Contributory negligence precludes a plaintiff from recovering any damages if they were even slightly negligent in an incident. Even if you are found to have a 1% involvement in the accident that caused your injury, you will not be able to pursue compensation.
Only a handful of states use this standard of negligence: Alabama, Maryland, North Carolina, and Virginia. The District of Columbia uses contributory negligence with some exceptions, and Indiana applies this rule to medical malpractice and claims involving the government.
With comparative negligence, a plaintiff can be partially responsible in a negligence claim and still receive compensation for damages. The damages will be reduced by the degree to which the plaintiff was negligent. For instance, if you are assigned 15% of the fault, you would only receive 85% of your total losses. New York and New Jersey both use a comparative negligence standard.
This is also referred to as vicarious liability. This type of negligence is when a third party is held indirectly responsible for an incident. For instance, if a minor were to crash their parent’s car, the parent would be vicariously liable.
Vicarious negligence can also involve an employer’s liability in the actions of their employees. We frequently see this issue in truck accident claims where a trucking company is liable for the negligence of an employee (i.e., the driver of the truck).
What Is Direct Evidence?
Direct evidence proves a fact without inference or presumption or links a defendant directly to the fact at issue. This could be through eyewitness testimony, confession, expert opinion, physical evidence, documents, etc.
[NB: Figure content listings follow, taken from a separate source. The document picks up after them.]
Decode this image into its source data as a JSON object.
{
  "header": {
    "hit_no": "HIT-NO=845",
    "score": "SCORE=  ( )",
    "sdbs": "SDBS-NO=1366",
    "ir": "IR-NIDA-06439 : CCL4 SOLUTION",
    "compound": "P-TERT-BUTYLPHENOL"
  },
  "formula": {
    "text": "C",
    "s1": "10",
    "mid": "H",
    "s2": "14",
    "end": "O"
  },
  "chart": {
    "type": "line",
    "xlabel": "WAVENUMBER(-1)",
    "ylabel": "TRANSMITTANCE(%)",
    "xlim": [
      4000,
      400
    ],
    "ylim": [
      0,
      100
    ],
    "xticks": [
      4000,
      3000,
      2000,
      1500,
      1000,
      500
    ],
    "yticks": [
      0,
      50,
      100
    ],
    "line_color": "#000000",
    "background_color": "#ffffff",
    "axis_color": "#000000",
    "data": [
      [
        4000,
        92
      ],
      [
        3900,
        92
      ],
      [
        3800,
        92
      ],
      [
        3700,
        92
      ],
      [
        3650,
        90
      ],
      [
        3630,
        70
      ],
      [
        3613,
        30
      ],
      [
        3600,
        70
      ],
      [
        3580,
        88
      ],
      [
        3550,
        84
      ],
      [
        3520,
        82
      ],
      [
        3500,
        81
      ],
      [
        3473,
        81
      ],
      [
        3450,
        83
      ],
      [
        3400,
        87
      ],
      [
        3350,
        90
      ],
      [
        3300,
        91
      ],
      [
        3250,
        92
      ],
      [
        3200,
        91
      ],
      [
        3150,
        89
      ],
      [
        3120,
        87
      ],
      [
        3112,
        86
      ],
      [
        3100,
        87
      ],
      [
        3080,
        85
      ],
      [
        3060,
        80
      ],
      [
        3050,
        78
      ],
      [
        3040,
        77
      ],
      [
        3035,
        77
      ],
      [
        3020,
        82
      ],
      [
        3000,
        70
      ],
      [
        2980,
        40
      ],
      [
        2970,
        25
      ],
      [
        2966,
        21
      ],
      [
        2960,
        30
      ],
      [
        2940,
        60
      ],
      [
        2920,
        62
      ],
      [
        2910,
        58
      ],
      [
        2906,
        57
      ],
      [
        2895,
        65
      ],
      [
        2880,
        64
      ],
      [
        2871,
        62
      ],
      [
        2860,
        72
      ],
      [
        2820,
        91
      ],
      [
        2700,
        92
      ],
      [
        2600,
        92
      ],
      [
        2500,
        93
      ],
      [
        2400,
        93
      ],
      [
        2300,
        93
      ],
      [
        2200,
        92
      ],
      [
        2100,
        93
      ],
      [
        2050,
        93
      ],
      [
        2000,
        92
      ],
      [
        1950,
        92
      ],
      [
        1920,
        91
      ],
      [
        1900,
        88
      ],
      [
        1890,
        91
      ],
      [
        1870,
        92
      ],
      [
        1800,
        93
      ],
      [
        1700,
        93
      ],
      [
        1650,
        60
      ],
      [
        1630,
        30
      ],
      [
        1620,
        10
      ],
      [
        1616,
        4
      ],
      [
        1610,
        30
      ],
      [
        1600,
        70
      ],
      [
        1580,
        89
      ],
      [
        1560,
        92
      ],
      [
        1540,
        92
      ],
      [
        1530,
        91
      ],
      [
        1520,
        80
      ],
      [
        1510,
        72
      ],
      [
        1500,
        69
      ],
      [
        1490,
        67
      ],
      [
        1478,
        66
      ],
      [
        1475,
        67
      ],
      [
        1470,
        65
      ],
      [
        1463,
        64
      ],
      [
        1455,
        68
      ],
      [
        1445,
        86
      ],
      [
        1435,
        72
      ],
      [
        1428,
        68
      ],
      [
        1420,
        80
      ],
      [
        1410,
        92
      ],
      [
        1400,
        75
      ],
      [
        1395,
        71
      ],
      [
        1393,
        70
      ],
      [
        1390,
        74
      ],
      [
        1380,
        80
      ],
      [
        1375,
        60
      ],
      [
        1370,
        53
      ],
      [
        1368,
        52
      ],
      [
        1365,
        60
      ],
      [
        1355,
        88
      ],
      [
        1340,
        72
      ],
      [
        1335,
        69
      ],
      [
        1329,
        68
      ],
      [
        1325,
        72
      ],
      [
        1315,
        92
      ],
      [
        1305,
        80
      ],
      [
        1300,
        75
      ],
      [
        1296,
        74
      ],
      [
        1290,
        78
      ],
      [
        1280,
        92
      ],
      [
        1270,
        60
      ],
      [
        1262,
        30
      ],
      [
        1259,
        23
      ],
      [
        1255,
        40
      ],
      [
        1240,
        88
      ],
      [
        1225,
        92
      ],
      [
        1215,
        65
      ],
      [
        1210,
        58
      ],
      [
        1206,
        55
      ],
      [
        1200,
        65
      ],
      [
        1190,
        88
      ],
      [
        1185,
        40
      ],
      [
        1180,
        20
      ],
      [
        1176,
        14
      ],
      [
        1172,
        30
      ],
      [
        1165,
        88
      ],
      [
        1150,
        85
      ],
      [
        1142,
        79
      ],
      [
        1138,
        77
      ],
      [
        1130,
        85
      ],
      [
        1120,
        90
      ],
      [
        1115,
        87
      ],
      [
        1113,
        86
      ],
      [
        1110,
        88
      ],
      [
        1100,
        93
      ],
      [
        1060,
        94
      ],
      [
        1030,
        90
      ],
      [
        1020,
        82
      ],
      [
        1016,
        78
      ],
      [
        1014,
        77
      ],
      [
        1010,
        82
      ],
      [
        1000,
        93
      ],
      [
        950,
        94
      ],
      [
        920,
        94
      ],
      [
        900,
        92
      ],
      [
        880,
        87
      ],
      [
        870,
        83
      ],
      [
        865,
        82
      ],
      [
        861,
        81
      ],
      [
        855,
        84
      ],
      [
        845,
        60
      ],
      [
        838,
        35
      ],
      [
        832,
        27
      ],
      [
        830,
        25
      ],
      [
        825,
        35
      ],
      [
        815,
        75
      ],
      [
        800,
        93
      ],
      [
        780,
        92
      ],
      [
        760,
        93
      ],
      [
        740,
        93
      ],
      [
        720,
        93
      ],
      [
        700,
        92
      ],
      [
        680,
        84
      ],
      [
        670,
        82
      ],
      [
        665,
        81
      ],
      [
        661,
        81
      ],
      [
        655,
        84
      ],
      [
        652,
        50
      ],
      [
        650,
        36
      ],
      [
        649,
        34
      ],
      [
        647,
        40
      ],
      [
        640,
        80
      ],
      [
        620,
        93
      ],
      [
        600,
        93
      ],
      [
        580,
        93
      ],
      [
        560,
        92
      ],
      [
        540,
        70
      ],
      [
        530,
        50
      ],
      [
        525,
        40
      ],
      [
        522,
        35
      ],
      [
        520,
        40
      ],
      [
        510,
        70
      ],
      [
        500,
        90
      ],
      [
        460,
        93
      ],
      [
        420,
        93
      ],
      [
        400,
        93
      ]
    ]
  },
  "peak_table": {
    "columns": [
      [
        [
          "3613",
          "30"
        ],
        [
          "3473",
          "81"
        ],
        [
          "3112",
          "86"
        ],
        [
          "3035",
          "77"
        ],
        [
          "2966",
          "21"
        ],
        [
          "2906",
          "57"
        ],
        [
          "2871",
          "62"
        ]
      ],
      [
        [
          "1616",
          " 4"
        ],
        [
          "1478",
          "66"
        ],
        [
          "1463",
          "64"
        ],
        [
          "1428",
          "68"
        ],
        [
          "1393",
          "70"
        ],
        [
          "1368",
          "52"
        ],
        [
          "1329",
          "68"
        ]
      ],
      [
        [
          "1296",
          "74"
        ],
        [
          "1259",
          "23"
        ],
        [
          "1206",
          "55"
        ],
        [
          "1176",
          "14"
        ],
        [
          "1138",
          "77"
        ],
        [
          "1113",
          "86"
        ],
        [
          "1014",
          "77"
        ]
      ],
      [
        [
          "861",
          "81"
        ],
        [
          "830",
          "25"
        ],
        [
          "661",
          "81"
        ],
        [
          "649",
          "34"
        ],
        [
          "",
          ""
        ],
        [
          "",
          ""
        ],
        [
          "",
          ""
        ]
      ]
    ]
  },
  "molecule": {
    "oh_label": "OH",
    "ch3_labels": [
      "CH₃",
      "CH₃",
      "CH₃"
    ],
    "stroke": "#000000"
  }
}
What Is Circumstantial Evidence?
Circumstantial evidence is also called indirect evidence. This type of evidence doesn’t prove the fact at issue without a certain amount of presumption. Circumstantial evidence can prove another fact but then requires a reasonable inference to support the fact at issue.
Circumstantial evidence is still legitimate, even though it doesn’t involve direct observation. An example of circumstantial evidence could be a witness who walked by a shopping market aisle and saw water spilled on the floor. They did not see the plaintiff slip & fall (direct evidence), but the court can infer that the spill the witness saw caused the slip that injured the plaintiff.